• 1 January 1982
    • journal article
    • research article
    • Vol. 34  (4) , 658-671
Abstract
Familial factors were evaluated in deaths from all causes before age 62 among the 31,848 white male twin veterans who were followed during 1946-1978 through the National Academy of Sciences-National Research Council Twin Registry. Data is reported for this group on twin concordances and heritabilities of cancer recorded on the death certificate as an underlying or associated cause. The study subjects have a mortality from cancer 0.88 times, and one from all causes 0.84 times, that of USA white males, but this is very similar to the mortality of other USA veterans. Among 11,350 monozygotic (MZ) and 14,450 dizygotic (DZ) individuals in twin pairs alive on Jan. 1, 1946, 1162 MZ and 1646 DZ individuals died before Jan. 1, 1979. Cancer was diagnosed for 223 MZ and 323 DZ twins as an underlying or associated cause of death. Among the latter were 176 MZ and 274 DZ pairs with the only death in the pair a cancer death, 10 MZ and 8 DZ pairs concordant for cancer, and 12 MZ and 14 DZ pairs in which the 1st death in the pair from cancer was followed by death of the other twin from another cause.

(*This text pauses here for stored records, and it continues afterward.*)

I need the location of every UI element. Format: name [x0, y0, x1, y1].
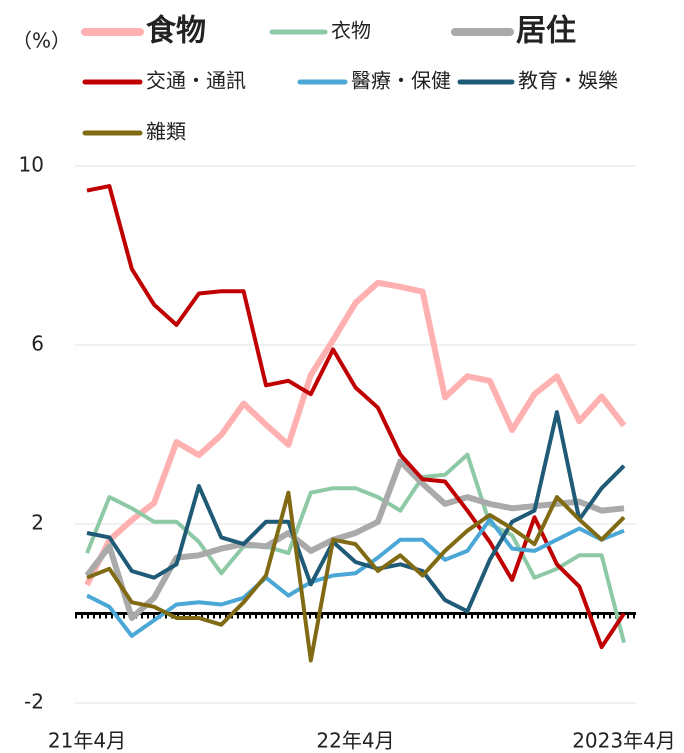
series-line: [86, 410, 626, 614]
legend-label: 食物: [146, 14, 206, 49]
legend-label: 雜類: [146, 120, 186, 144]
series-line: [84, 279, 627, 587]
series-line: [86, 490, 626, 663]
legend-label: 衣物: [331, 19, 371, 43]
series-line: [86, 184, 626, 650]
x-tick-label: 2023年4月: [572, 729, 676, 753]
legend-label: 醫療・保健: [351, 69, 451, 93]
y-tick-label: 2: [31, 511, 44, 535]
y-axis-label: （%）: [12, 29, 71, 53]
x-tick-label: 21年4月: [48, 729, 126, 753]
legend-label: 教育・娛樂: [518, 69, 618, 93]
series-line: [86, 517, 625, 638]
y-tick-label: -2: [24, 690, 44, 714]
x-tick-label: 22年4月: [316, 729, 394, 753]
y-tick-label: 10: [19, 153, 44, 177]
legend-label: 居住: [516, 14, 576, 49]
y-tick-label: 6: [31, 332, 44, 356]
series-line: [85, 452, 626, 644]
legend-label: 交通・通訊: [146, 69, 246, 93]
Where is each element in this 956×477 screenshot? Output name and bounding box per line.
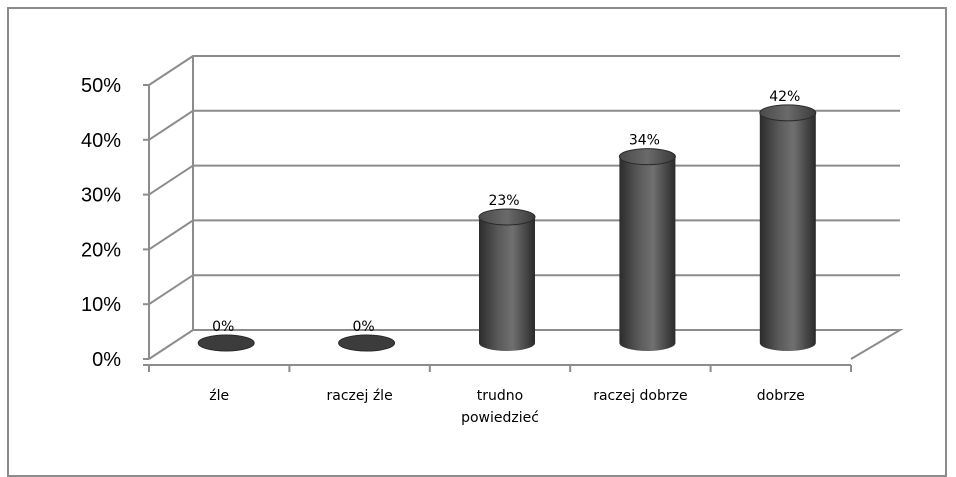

When account is taken of the 3 MZ and 2 DZ pairs concordant for lung cancer, most likely related to cigarette smoking, the twin cancer death concordance rates are very low, and they are not appreciably different between the 2 zygosity groups. Genetic factors may be important in some specific forms of cancer. However, genetic factors and early familial environment, generally shared by twin-pair members, apparently do not contribute much to mortality from most cancers between 30 and 60 yr of age.